Personal information
- Born: 15 January 1936
- Died: 20 September 2012 (aged 76) Petrozavodsk, Russia

Sport
- Sport: Rowing

Medal record
Men's rowing
Representing Soviet Union
World Championships
| Bronze medal – third place | 1962 Lucerne | Coxed four |
European Rowing Championships
| Silver medal – second place | 1961 Prague | Coxed four |
| Bronze medal – third place | 1965 Duisburg | Coxless pair |
| Gold medal – first place | 1969 Klagenfurt | Coxless four |
| Bronze medal – third place | 1971 Copenhagen | Coxed four |

= Anatoli Fedorov =

Soviet rower and coach (1936–2012)

Anatoli Stepanovich Fedorov (Анатолий Степанович Фёдоров) (15 January 1936 – 20 September 2012) was a Soviet and Russian rower and rowing coach.
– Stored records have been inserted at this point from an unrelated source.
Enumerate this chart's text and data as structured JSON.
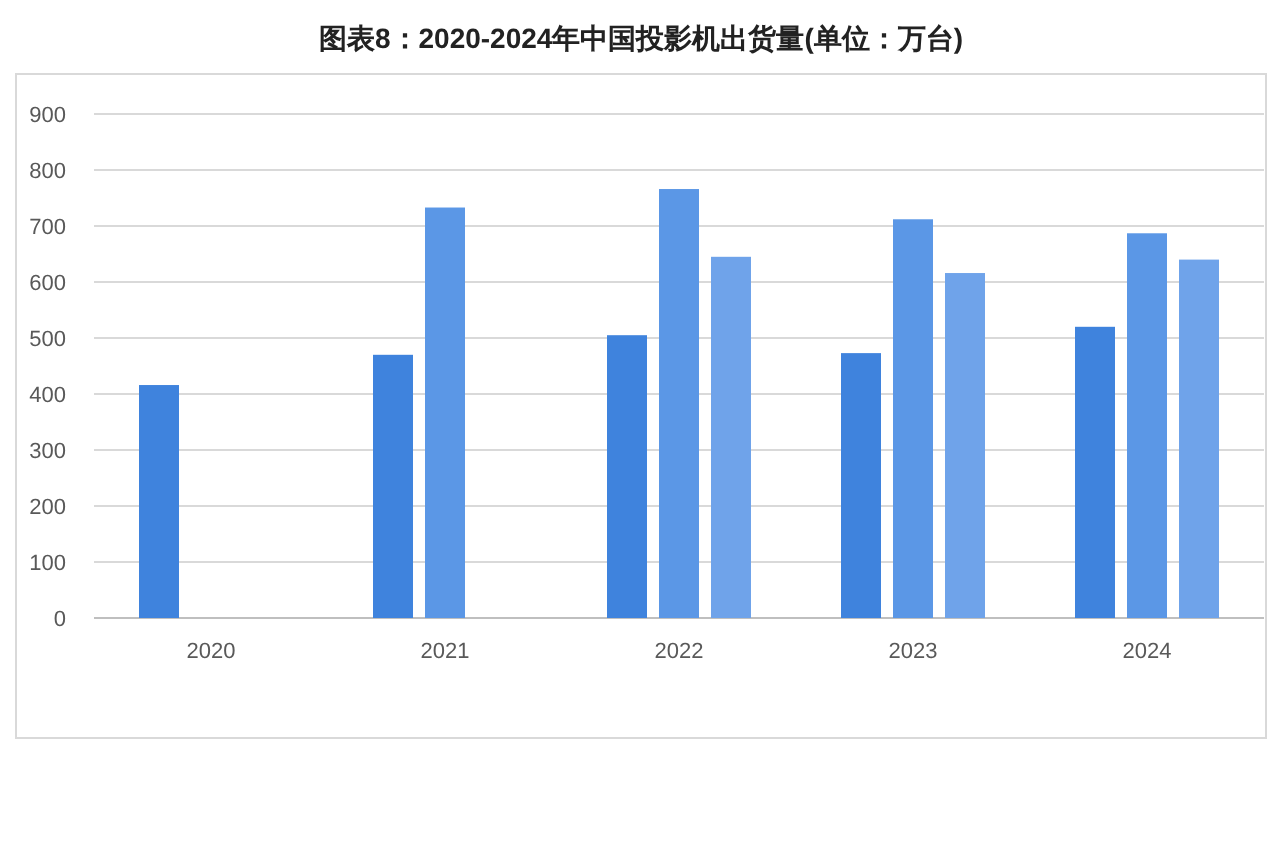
{
  "chart_data": {
    "type": "bar",
    "title": "图表8：2020-2024年中国投影机出货量(单位：万台)",
    "categories": [
      "2020",
      "2021",
      "2022",
      "2023",
      "2024"
    ],
    "series": [
      {
        "color": "#3f83dd",
        "values": [
          416,
          470,
          505,
          473,
          520
        ]
      },
      {
        "color": "#5b97e6",
        "values": [
          null,
          733,
          766,
          712,
          687
        ]
      },
      {
        "color": "#6fa3ea",
        "values": [
          null,
          null,
          645,
          616,
          640
        ]
      }
    ],
    "ylim": [
      0,
      900
    ],
    "yticks": [
      0,
      100,
      200,
      300,
      400,
      500,
      600,
      700,
      800,
      900
    ],
    "grid": "y"
  }
}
Fedorov competed at the 1961 European Rowing Championships with the coxed four and won silver. He won a bronze medal at the 1962 World Rowing Championships in Lucerne with the coxed four. He won a bronze medal at the 1971 European Rowing Championships with the coxed four.

He died in 2012 in Petrozavodsk, Russia.